Lothal had been one of the most important centers of production of shell- working owing to the abundance of high quality chank shells found in the area. Ivory objects like seals, combs, boxes, have been found. The methods of Lothal bead-makers were so advanced that no improvements have been noted over 4,000 years—modern makers in the Khambhat area follow the same technique.
Lothal produced a large quantity of gold ornaments—the most attractive item being microbeads of gold in numerous strands in necklaces.
Image of gold necklace ( courtesy wiki link).
The archaeologists have discovered ritualistic objects like beads, gold, charred ashes of food, animal bone remains, all indicating practice of animal sacrifice quite like the ancient Vedic religion. There is evidence of animal worship, sea goddess worship and worship of a fire god. It appears that the dead were cremated as only a very small number of burial sites have been found. The existence of seal with the Swastik symbol highlights the continuing religious usage of the symbol by Hindus till date. So we can say to a conclusive extent that religion followed by this Civilisation was similar to ancient Hinduism. ( pre-Vedic and Vedic societies).

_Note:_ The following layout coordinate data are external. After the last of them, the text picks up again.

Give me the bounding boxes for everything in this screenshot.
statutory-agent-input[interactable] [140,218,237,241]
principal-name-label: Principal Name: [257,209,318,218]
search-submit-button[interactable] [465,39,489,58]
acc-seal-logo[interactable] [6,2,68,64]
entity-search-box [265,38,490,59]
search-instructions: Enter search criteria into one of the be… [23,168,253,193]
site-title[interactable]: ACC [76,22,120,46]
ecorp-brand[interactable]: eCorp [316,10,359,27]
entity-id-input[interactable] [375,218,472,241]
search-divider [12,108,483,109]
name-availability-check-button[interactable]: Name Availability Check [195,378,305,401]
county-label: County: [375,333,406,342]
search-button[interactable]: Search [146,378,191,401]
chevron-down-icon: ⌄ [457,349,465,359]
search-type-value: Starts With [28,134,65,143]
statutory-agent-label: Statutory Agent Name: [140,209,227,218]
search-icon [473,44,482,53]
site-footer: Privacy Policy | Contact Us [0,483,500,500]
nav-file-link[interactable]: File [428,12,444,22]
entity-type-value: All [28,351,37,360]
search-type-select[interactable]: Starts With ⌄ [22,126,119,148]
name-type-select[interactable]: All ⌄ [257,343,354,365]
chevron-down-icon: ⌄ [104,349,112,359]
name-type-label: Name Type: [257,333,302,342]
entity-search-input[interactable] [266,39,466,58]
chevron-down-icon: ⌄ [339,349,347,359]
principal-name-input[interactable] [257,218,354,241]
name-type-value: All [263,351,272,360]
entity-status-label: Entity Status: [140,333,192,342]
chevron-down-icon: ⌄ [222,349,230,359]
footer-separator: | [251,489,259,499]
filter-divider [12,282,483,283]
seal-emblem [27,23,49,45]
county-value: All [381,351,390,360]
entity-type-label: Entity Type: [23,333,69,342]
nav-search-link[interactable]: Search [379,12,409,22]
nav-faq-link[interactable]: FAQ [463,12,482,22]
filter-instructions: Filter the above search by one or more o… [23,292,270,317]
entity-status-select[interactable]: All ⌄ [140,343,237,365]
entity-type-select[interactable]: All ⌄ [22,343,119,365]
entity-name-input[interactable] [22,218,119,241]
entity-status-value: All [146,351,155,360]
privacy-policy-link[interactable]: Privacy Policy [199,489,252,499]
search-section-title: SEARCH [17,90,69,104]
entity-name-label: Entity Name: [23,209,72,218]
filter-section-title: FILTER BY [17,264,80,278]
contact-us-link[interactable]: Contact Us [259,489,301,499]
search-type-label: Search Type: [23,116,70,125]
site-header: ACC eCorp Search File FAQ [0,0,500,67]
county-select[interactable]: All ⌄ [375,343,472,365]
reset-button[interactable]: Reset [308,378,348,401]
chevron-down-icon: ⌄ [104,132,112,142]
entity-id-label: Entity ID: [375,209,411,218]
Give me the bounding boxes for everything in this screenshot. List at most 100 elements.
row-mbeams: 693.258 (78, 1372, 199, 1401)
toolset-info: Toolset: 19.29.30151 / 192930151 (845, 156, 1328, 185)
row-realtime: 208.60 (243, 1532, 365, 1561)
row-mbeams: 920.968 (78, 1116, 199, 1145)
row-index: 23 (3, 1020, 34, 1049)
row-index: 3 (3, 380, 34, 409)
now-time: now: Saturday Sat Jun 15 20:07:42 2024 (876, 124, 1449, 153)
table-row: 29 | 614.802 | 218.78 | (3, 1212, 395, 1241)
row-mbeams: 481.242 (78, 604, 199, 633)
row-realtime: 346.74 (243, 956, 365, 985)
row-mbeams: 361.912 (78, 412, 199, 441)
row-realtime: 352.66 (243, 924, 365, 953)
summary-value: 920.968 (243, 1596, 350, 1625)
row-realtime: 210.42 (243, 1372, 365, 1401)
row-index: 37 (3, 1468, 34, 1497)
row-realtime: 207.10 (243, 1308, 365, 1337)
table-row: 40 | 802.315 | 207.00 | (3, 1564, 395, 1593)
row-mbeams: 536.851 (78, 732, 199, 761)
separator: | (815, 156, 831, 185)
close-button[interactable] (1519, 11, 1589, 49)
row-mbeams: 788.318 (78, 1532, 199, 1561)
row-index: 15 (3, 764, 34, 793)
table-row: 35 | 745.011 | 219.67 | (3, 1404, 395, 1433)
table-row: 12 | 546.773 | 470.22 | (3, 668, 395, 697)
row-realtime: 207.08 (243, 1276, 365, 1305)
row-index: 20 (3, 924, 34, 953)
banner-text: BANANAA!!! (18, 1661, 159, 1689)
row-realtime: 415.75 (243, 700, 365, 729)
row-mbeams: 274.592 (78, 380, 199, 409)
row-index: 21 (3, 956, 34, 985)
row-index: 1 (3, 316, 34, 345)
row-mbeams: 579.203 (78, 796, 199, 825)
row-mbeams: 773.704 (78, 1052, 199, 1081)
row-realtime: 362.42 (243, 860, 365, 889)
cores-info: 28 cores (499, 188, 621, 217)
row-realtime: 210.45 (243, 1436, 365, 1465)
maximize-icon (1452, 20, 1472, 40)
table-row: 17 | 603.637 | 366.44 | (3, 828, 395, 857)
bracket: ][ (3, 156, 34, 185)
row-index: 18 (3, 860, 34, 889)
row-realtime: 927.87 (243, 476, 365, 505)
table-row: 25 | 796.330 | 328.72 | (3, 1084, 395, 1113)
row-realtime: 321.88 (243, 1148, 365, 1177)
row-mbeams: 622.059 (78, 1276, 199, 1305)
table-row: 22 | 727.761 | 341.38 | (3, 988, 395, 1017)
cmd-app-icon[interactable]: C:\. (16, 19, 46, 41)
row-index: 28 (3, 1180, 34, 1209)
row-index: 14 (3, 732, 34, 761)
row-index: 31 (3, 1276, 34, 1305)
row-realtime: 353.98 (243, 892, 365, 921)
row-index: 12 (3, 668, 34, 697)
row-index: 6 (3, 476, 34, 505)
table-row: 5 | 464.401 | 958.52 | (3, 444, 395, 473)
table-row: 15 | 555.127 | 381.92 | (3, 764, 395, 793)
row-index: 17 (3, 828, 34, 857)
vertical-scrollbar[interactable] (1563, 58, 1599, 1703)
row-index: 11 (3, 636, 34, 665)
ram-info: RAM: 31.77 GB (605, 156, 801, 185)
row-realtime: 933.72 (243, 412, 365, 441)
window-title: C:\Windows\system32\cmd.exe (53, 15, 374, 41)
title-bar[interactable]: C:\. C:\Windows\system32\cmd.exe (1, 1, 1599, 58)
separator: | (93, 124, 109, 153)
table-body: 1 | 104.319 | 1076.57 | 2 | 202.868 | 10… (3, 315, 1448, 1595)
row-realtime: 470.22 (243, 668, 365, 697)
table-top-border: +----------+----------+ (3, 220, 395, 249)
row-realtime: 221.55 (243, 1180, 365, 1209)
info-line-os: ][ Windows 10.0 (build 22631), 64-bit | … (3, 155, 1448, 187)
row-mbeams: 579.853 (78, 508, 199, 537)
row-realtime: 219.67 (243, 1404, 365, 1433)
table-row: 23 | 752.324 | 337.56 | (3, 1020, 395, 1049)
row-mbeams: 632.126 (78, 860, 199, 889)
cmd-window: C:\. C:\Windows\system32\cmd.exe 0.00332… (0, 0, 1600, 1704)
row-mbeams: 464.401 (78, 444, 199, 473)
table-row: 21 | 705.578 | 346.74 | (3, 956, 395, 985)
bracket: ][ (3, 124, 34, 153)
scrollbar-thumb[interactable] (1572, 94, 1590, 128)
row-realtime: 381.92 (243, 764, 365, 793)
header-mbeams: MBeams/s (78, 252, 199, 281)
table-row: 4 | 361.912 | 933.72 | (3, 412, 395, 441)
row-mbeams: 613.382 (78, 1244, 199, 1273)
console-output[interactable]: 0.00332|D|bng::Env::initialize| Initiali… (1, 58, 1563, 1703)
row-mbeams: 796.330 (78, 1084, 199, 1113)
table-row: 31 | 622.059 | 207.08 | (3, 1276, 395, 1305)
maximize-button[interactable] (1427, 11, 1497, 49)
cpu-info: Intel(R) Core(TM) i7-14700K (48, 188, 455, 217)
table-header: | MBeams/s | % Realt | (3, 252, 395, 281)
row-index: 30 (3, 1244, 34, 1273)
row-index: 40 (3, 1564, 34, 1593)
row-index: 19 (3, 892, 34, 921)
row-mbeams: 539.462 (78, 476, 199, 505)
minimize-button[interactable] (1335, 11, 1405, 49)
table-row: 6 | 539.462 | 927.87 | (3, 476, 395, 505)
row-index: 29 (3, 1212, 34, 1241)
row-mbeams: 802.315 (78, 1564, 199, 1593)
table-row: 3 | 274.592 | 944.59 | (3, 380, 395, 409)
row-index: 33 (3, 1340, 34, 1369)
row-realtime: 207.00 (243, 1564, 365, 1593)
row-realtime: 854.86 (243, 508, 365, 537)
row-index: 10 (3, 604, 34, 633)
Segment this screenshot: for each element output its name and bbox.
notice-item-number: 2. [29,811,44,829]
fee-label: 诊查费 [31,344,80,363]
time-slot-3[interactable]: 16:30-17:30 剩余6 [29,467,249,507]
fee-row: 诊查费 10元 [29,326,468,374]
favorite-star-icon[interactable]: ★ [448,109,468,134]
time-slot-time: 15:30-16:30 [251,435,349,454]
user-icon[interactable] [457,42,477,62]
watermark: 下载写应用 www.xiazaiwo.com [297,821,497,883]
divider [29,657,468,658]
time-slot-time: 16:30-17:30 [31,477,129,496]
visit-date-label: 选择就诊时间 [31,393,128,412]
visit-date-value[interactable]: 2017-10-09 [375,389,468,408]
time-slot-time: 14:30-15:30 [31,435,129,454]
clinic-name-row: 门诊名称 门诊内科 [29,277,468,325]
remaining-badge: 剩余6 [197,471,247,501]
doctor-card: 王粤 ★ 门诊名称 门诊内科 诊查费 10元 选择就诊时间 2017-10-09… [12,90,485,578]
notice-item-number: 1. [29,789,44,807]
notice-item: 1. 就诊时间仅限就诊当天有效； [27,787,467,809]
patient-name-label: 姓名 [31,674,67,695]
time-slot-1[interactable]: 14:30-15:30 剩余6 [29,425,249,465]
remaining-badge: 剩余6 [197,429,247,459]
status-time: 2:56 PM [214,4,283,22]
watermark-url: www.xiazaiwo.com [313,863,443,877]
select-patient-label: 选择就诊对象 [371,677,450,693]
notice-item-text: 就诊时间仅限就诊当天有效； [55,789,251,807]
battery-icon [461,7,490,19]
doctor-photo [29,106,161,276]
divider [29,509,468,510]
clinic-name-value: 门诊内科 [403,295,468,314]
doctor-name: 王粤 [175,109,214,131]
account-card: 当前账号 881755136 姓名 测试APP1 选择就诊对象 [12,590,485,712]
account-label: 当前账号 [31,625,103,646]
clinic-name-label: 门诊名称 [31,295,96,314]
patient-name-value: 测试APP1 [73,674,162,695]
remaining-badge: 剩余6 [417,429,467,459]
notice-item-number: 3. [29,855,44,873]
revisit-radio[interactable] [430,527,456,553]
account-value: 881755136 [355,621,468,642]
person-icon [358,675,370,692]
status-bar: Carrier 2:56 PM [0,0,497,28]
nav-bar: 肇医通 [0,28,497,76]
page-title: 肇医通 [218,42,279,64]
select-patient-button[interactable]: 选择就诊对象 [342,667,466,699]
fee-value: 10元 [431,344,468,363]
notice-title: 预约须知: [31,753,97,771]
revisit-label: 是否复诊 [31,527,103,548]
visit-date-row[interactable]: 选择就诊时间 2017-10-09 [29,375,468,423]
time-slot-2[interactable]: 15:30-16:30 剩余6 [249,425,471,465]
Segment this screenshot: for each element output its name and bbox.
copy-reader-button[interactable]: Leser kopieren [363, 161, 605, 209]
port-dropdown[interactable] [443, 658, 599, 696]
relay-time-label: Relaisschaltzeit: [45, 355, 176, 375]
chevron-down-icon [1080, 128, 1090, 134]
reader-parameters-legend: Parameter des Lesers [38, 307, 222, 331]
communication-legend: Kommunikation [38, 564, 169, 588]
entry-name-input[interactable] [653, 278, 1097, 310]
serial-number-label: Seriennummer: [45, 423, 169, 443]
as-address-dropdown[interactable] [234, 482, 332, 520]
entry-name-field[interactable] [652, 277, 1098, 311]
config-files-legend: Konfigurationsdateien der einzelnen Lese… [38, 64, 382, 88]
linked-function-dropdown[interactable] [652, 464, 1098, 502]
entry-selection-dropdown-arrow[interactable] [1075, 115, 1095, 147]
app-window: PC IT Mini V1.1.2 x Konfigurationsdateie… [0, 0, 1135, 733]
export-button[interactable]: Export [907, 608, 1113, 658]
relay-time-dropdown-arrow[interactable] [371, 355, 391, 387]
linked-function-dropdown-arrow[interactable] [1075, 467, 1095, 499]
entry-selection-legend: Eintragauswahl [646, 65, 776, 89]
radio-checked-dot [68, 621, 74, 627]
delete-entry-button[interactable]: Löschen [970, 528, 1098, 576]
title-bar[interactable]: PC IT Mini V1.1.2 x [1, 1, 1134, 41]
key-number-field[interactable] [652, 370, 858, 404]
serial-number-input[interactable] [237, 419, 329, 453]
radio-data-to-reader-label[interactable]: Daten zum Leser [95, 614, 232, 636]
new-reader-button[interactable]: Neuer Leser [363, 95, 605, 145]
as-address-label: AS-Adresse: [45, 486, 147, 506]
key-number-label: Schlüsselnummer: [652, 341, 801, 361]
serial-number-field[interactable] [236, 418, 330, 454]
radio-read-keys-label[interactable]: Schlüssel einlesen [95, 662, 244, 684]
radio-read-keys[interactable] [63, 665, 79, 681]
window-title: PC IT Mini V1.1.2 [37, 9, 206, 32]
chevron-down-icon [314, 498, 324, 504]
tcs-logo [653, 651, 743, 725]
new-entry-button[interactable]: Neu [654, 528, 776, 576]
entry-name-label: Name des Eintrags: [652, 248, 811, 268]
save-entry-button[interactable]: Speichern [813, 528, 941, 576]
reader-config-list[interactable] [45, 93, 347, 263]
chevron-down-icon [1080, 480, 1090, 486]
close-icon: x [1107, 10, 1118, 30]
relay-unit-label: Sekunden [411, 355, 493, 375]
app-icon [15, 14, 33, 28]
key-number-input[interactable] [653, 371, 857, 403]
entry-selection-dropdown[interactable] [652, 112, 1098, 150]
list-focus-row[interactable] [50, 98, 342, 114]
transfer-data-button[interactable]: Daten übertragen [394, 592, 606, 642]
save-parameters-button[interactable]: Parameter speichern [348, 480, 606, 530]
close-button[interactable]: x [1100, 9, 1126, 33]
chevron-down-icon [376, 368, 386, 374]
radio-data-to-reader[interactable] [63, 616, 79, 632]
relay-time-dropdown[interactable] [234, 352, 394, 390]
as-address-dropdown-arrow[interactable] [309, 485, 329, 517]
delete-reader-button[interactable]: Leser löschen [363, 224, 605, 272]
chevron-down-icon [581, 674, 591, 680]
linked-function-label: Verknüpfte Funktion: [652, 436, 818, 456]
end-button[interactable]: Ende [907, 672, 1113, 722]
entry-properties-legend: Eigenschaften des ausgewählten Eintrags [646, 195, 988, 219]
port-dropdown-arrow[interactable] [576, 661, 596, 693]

The dispersal of the population from this settlement to interior regions has been attributed to tropical storms and floods followed by loss of the main river that caused immense destruction, destabilizing the culture and ultimately causing its end. Topographical analysis also shows that the cause for the abandonment of the city may have been changes in the climate as well as natural disasters.
There is no evidence to show that the end of this city was because of any invasion from outside or any internal violence.
The general picture portrayed in books about ancient Indian history that the major cause for the end of the Indus Valley Civilisation was the onslaught of sword wielding, horse riding Aryan Invaders, who came from the West, appears to be without any physical or scientific evidence.
Lothal is 80 kms from Ahmedabad located at the following co ordinates-
Latitude 22.53 * North
Longitude 72.25* East
PS: Do not miss this site when visiting Gujarat. It takes just half a day and transports you back to those magnificent times when this civilisation surpassed any other contemporary civilisation.
RUCHI PRITAM. (In association with Kumar Jayant).